November 27, 2004 07:01 AM
Study Links Personality Type to Investing
Excerpt: By analyzing data collected in the phone survey, Merrill Lynch and market research firm Mathew Greenwald & Associates identified four distinct investing personalities: measured, reluctant, competitive and unprepared. While 14 percent of those surveyed didn't clearly match any profile, most investors fall into one of these categories.
We've all got our own quirks when it comes to dealing with money, but a recent study suggests your personality has a great deal to do with how you handle your finances — and the type and frequency of investing mistakes you make.

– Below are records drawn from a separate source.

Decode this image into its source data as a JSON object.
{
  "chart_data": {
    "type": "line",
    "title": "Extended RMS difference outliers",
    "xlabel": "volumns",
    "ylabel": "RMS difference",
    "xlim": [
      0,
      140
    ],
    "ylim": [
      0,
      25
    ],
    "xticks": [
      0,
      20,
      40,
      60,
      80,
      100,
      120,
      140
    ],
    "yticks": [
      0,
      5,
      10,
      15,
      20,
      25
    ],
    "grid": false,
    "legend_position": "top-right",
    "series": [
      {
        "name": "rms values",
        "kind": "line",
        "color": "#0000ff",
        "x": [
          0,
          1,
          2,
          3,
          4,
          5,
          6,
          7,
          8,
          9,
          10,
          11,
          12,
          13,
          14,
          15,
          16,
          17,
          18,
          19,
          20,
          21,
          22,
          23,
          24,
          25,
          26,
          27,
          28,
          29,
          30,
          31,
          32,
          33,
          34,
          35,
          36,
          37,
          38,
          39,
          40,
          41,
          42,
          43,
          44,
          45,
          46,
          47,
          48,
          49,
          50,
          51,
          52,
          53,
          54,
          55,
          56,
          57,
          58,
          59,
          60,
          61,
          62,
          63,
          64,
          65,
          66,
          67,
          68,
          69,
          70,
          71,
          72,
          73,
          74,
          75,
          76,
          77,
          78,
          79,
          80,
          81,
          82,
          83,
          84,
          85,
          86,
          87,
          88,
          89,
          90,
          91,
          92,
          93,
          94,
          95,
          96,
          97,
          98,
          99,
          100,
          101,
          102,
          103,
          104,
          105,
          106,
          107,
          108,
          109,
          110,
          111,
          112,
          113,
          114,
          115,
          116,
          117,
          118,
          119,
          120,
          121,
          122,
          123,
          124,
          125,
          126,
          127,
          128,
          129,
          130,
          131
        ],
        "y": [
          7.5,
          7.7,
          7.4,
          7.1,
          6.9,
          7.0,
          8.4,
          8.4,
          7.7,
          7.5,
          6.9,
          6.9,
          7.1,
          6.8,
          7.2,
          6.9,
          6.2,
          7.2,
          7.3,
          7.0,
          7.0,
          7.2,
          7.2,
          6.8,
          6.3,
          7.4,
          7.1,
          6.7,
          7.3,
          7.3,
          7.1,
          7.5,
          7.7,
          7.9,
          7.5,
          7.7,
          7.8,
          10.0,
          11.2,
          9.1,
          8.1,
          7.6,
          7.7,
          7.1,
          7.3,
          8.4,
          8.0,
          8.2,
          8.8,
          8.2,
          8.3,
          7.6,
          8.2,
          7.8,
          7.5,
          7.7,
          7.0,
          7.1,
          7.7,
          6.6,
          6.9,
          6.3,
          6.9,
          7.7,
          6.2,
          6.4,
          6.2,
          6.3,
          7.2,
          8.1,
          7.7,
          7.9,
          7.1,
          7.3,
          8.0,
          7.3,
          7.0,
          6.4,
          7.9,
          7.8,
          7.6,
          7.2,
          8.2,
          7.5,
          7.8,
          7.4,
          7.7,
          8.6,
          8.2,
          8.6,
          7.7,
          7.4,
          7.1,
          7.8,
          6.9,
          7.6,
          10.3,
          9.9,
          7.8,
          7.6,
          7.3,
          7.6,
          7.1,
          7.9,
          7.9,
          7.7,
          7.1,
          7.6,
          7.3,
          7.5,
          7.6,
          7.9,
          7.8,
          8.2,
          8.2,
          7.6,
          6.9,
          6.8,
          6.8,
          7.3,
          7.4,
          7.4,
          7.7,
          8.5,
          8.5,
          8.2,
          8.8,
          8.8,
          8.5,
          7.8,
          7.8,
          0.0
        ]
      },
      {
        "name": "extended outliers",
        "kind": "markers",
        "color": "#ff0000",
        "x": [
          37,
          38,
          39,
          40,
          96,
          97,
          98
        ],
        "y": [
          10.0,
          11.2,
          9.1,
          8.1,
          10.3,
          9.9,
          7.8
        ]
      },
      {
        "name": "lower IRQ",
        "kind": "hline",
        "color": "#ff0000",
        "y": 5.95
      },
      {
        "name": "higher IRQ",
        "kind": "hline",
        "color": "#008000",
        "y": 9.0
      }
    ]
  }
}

In a nationwide survey, Merrill Lynch Investment Managers found that for most people, the biggest and most painful mistake when it comes to investing was waiting too long to start. The second most commonly cited error was holding on to losing investments. Others included not setting aside enough money for investing and not cashing in on winners.
Interestingly, financial advisers surveyed by Merrill had a different perspective on client mistakes, reporting that a failure to observe basic investing fundamentals, such as asset allocation or regular rebalancing, was the most common error. For the investors who participated in the telephone survey, which focused on those with annual incomes and investable assets of at least $75,000, such big-picture factors were far down the list. Yet it's these kinds of "systemic failures" that do the most damage to portfolios over the long run, said Robert Doll, chief investment officer of Merrill Lynch Investment Managers.
"At the end of the day, they tend to be one and same," Doll said. "An individual doesn't look at 'I held onto my losing stock or fund too long' as 'I didn't rebalance.' But when you think about it, they're kind of one and the same mistake. They're manifestations of the same problem: the absence of discipline."